ABSTRACT

Children are the quintessential innocents—perhaps the most abhorrent victims of war, certainly one of the most manipulated. Wars are fought—according to the propaganda—in the name of ensuring childrens’ current security and their future happiness. When children are seen as actively engaged in the war, they may be celebrated as patriots or feared and pitied as victims of brainwashing. Media presentations of children direct our understanding of the situation, shaping how we remember the warring parties, how we assess their values and their actions. Through the Israel–Palestine conflict, varied media have portrayed children as pawns, martyrs, fighters, and innocents. These characterisations have functioned to ennoble, to vilify, to justify, to pity—ultimately to frame the varied participants in the conflict as good or evil. The children—individual victims with contested narratives like Tirzah Porat or Muhammed al-Dura, documentary devices like the children of 5 Broken Cameras and A Death in Gaza, or nameless victims like the children of Hebron in the reports of non-governmental organisations active there—all become media tools in portraying and understanding the war.
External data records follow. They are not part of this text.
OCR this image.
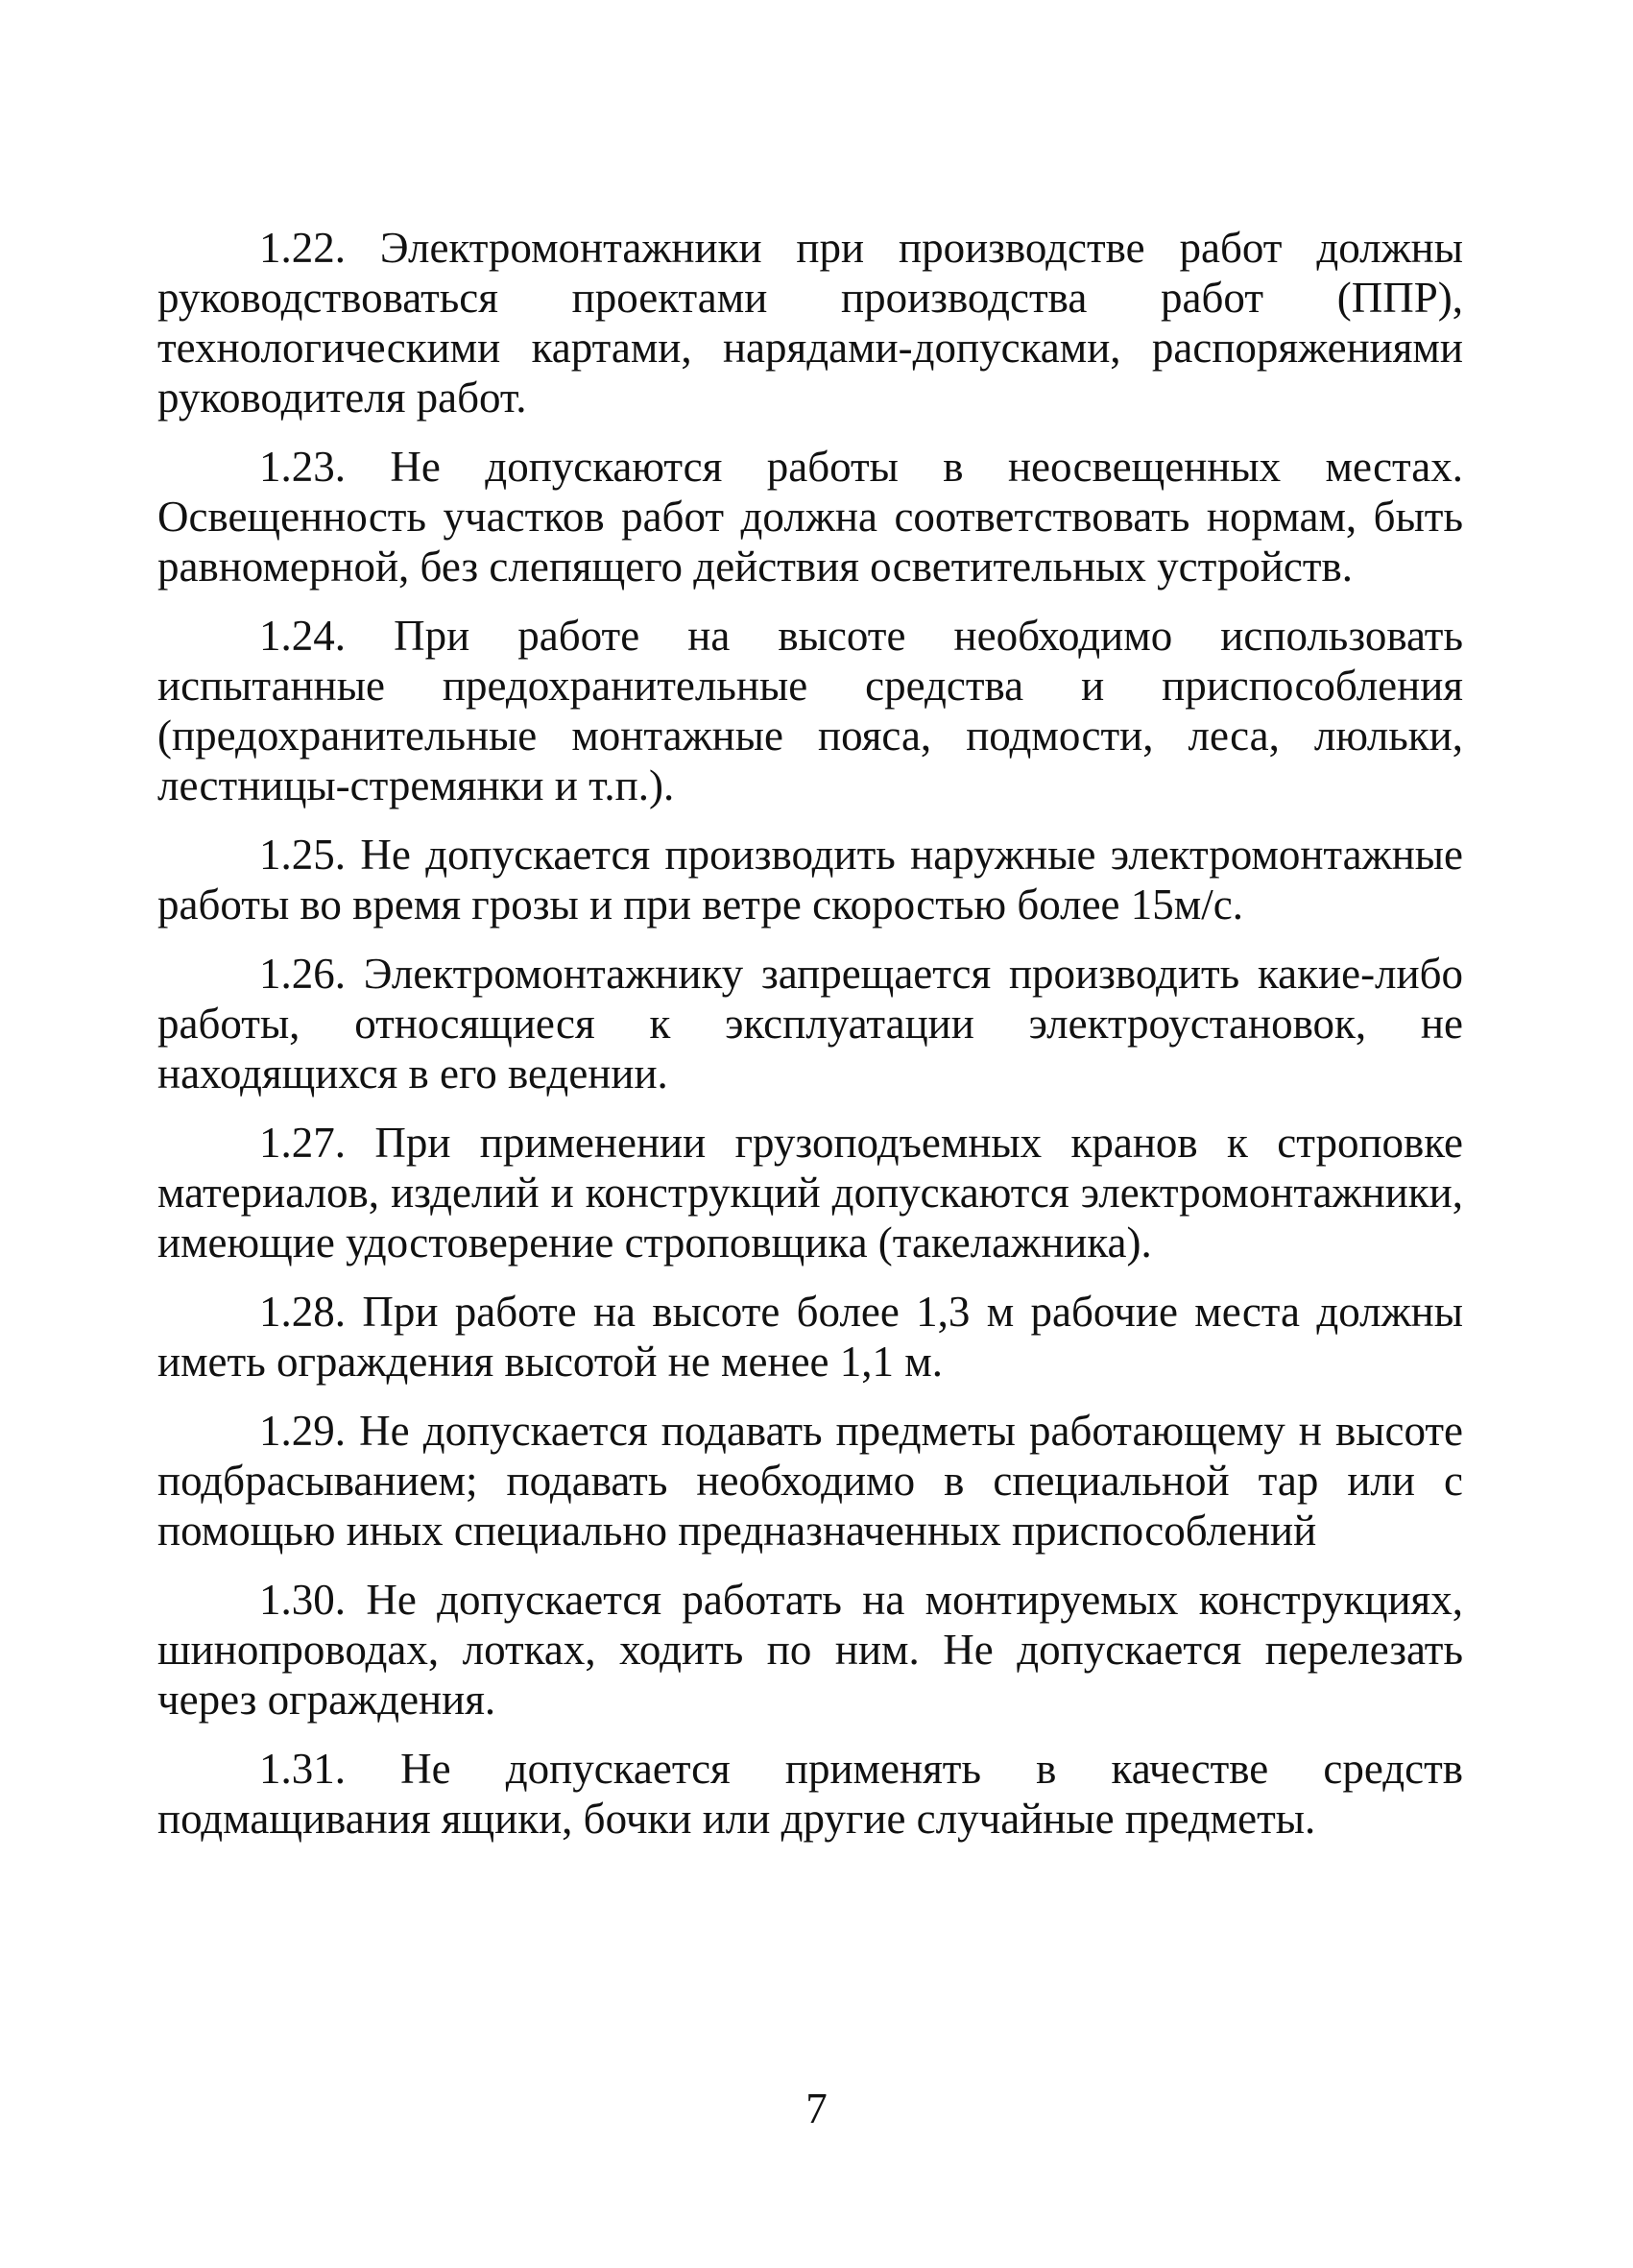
1.22. Электромонтажники при производстве работ должны руководствоваться проектами производства работ (ППР), технологическими картами, нарядами-допусками, распоряжениями руководителя работ.

1.23. Не допускаются работы в неосвещенных местах. Освещенность участков работ должна соответствовать нормам, быть равномерной, без слепящего действия осветительных устройств.

1.24. При работе на высоте необходимо использовать испытанные предохранительные средства и приспособления (предохранительные монтажные пояса, подмости, леса, люльки, лестницы-стремянки и т.п.).

1.25. Не допускается производить наружные электромонтажные работы во время грозы и при ветре скоростью более 15м/с.

1.26. Электромонтажнику запрещается производить какие-либо работы, относящиеся к эксплуатации электроустановок, не находящихся в его ведении.

1.27. При применении грузоподъемных кранов к строповке материалов, изделий и конструкций допускаются электромонтажники, имеющие удостоверение строповщика (такелажника).

1.28. При работе на высоте более 1,3 м рабочие места должны иметь ограждения высотой не менее 1,1 м.

1.29. Не допускается подавать предметы работающему н высоте подбрасыванием; подавать необходимо в специальной тар или с помощью иных специально предназначенных приспособлений

1.30. Не допускается работать на монтируемых конструкциях, шинопроводах, лотках, ходить по ним. Не допускается перелезать через ограждения.

1.31. Не допускается применять в качестве средств подмащивания ящики, бочки или другие случайные предметы.

7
In the ongoing conflict that is Israel–Palestine, children are occasionally used as symbols of hope. Sometimes, we directly hear the children’s memories; at other times, we hear witnesses or other reporters remember the events surrounding the child victims/participants. Always the memories are structured by context and selection. Building on Entman (1993), Burke (1984/1954), and Alexander (2012) this study considers how children are used in the media to identify and define the underlying problems of conflict, while making moral judgements about the actors, their actions, and the exacerbating conditions.